I am endlessly hopeful. I taught high school English for over a decade, and every time a student would plagiarize or be rude or a policy was put into place that made no sense my reaction was always the same: incredulity. To really understand my intense hopefulness, let me elaborate.
At the start of my Macbeth unit, I had a cheer that I made my students do on day one.
“When I say Mac, you say Beth! Mac — ”
Of course, this was met with crickets. Why wouldn’t it be? It’s 7:15 in the morning. I’m trying to excite 17-year-olds who have been up since 2 a.m. on Snapchat. And yet, I stood there in front of my students, shocked and disappointed that no one was as excited as me to read Shakespeare.
The worst part of this anecdote is that I did this for over 10 years and not once did my hope waver that my students would participate in this cheer. I was hopeful that they would join in because my enthusiasm was too much to ignore. It’s stupid. What was I doing? When will I learn?
I inevitably would stand in front of the classroom begging, “Come on, guys. Please?” And some sweet child would take pity on her nerdy English teacher and gather the troops to do a really shitty version of the cheer.
I’d straighten up, confident again.
“When I say Mac, you say Beth! MAC!”
“Beth…” they groan in unison.
Of course, optimism is absolutely necessary in order to be a teacher, but friends, it has its drawbacks. It could also be that maybe my issue with all this idealism and hope is that it seeps into other parts of my life.
I’ve been applying for professor jobs across the country for a decade, and whenever I apply for a job that looks super-promising, I stupidly get on Redfin to see what houses cost and what schools are in certain neighborhoods that my child might attend.
This is lunacy.
Friends, if you know anything about how the academic job market is a dumpster fire hellscape, you understand why this is lunacy. And if I’m doing this for a job hunt that’s been going on for a decade, can you imagine how much hope and excitement I experience the week before my period shows up to remind me how my lady parts have failed yet again?
There’s only so many times you can cry in the bathroom at work and re-enter your classroom like all is fine before you decide it’s time to draw the line.
So, as I enter this final month of fertility treatments, I’m trying to hold back on the hope. I’m trying to not think “this is the month it happens.” I’m trying not to imagine tapping my husband on the shoulder and just crying tears of joy.
I’m not going to hope I can tell my son he’s going to be a brother. I’m trying not to think that if I get pregnant this month I’ll have a little Cancer on my hands come June 2021. I’m trying to not look up the character traits of a Cancer because what are the chances that this time it will work? The fertility specialist says less than eight percent.
My plan this month is to enjoy the treatments because acupuncture is fantastic. I’ll be keeping up this gluten-free-dairy-free-
Here’s the thing: in my endless hopelessness, I hear those voices that say, “You know when you stop trying is when it happens.” I hear that and think, for just a short breath that maybe it will happen. Maybe I shouldn’t give up. This is the time the kids get excited about the Macbeth cheer. This is the job where I’ll need to know about neighborhoods, better check Redfin. The spiral happens quickly, my friends.
It really is hard to let go of that hope, and maybe not all of it has to be let go, but giving up is critical for me. I need to shut that fucking door. It’s been swinging open and shut for three years, and I’m tired of hearing it click open and having it damage the drywall. Every time my cycle has been a day late. Every hopeful pregnancy test. Every time my husband’s work schedule meant the timing was right that month has just chipped away what’s left of me.

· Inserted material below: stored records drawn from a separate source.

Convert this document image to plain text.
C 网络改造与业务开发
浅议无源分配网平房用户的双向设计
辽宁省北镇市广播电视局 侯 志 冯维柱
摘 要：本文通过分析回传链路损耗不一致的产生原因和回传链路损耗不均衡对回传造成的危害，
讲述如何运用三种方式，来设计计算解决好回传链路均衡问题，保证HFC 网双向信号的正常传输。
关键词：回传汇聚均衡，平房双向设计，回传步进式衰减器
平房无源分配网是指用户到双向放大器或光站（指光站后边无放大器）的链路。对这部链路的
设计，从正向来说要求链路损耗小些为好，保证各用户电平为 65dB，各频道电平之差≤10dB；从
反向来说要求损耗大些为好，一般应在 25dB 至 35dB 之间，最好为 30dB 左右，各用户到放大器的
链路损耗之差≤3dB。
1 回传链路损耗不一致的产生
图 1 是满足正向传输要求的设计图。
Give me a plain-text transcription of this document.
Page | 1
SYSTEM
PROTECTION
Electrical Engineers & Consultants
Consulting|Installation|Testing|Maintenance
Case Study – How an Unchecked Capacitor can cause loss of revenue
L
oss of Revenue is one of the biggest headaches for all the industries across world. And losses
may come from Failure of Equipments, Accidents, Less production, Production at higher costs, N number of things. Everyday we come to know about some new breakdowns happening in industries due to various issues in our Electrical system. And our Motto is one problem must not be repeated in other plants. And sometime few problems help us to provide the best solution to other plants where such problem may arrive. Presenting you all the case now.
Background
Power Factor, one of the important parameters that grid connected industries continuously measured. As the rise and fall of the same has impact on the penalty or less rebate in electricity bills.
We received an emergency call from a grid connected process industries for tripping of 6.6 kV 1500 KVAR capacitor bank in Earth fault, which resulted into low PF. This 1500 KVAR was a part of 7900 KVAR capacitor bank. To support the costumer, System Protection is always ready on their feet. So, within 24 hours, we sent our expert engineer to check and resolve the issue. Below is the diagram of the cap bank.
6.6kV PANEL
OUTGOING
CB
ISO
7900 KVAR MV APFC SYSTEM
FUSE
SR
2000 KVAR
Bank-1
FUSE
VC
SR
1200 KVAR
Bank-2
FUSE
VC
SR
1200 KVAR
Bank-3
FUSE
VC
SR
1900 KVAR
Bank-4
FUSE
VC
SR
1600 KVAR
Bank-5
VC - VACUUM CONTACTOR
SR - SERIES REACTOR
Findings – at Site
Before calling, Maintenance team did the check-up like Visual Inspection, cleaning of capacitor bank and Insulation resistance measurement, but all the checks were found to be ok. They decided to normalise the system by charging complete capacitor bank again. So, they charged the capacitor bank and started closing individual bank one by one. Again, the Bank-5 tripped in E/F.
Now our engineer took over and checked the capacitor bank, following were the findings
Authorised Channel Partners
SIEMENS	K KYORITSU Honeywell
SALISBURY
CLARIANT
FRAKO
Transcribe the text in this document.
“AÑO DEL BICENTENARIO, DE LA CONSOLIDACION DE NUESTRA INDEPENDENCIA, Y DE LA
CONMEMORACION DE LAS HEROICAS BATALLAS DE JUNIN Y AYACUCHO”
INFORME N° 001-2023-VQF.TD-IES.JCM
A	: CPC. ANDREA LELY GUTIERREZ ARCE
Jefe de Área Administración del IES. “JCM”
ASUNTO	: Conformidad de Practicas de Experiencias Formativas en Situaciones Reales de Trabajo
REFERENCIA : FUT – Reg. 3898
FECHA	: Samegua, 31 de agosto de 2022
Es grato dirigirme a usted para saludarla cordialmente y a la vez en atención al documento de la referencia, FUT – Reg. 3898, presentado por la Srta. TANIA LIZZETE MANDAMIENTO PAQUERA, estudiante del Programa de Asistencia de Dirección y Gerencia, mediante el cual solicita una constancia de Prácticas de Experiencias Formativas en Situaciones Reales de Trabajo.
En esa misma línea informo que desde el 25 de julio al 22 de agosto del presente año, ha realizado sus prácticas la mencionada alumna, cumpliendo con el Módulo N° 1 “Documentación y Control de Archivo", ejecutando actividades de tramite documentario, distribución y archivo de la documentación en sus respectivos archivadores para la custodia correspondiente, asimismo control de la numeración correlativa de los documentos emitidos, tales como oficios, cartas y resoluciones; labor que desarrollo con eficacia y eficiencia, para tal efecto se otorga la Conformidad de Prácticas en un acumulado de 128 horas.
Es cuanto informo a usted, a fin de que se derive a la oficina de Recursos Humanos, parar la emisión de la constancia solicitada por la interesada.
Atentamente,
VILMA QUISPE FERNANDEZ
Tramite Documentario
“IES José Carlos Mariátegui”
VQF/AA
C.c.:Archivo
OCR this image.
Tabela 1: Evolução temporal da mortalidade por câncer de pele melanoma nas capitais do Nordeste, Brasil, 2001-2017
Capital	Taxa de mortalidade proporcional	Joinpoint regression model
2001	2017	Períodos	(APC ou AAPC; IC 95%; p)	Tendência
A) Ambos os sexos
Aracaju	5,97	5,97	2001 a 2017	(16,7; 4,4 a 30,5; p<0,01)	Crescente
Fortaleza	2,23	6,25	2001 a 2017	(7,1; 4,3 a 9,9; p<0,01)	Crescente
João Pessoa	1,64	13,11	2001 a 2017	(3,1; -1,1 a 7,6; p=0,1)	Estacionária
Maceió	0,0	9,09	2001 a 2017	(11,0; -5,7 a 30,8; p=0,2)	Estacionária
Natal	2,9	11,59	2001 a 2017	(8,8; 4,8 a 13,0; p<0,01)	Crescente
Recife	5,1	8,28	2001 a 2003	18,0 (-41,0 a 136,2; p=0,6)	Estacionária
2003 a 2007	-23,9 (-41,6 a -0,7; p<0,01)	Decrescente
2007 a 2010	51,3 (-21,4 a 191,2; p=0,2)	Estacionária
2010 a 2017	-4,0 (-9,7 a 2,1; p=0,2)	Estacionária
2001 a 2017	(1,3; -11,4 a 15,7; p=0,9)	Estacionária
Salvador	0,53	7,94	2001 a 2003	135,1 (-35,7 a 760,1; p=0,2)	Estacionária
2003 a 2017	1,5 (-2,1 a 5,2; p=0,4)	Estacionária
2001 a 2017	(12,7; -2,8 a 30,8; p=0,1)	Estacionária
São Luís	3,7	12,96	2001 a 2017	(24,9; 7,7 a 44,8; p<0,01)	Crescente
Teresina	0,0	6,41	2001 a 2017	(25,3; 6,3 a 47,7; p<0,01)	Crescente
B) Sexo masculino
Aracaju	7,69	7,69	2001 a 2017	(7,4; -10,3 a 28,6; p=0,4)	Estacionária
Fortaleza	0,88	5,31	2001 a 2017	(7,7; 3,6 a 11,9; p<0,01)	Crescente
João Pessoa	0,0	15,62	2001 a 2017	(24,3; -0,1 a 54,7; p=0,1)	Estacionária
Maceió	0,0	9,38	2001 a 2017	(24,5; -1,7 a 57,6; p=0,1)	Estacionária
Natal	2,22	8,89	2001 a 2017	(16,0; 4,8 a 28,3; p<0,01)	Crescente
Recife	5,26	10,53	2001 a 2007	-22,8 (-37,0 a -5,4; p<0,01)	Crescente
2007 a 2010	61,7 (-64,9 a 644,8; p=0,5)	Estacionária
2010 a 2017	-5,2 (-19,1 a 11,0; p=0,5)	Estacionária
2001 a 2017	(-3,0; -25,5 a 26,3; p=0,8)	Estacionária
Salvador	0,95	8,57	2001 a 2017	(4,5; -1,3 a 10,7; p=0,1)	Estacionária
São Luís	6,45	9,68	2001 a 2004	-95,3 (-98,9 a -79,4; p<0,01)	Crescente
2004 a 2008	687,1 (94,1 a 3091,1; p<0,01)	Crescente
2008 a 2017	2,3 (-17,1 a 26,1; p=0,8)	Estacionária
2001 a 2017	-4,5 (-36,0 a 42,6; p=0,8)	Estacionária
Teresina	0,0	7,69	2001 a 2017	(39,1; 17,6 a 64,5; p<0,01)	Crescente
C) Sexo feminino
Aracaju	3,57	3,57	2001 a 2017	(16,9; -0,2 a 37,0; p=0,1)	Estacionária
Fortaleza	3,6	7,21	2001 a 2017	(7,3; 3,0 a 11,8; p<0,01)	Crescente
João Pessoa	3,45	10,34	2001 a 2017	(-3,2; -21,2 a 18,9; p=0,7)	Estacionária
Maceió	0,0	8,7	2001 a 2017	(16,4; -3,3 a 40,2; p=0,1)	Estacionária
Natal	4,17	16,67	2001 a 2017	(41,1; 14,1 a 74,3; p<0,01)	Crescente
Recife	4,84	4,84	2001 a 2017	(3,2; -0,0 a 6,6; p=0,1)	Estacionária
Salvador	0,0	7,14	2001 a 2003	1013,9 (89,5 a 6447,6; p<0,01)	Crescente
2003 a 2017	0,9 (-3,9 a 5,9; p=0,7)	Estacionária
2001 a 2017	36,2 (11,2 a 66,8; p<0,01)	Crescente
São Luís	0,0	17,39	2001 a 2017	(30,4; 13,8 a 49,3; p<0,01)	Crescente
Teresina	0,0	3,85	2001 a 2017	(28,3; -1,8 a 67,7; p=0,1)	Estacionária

One of the hardest parts of this whole experience has been grappling with the lack of control. My husband loves to remind me that I can’t force anything. Things will be what they are, and there isn’t much I can do about them. The fact of the matter is, if this month it doesn’t happen, I have to be ready to say goodbye to that image I created of children running around. I’ve got to let go of those big holiday dinners with my kids and their kids and their partners. The containers of baby clothes need to be removed from the attic. I have to let all of that go. It’s necessary though because the half-hopeful, half-depressed lady that roams the halls of this house has to move on for the sake of the other inhabitants and frankly for herself.
Being present as a mother and spouse is difficult. We are all pulled away from the moment by all the things: work, the news, a fucking pandemic, laundry, our parents, our siblings, our friends. I’ve not been at my best these past three years. I’ve been an absent mother worried about the next one that might never be. I’ve been an absent partner to my husband who deserves a wife who isn’t thinking that this is the time she got pregnant. That one felt like the one. He (and I) deserve intimacy that doesn’t have to be about the end result.
So, every day of this last month of treatment, I’ll be working on gratitude for the beautiful family I already have. Finding the positives in what not having another baby might look like for all of us. In preparing to let go of what might have been. In so many ways, I’ll have to think about ways I’ve not failed to give my son this one thing that I wanted to gift him so badly while simultaneously reminding myself of all the gifts I’ve already given him. But mostly this month will be about mourning what I never had to lose while still letting a small dose of hope gently tugging at me for the last time as I wait for one more little miracle.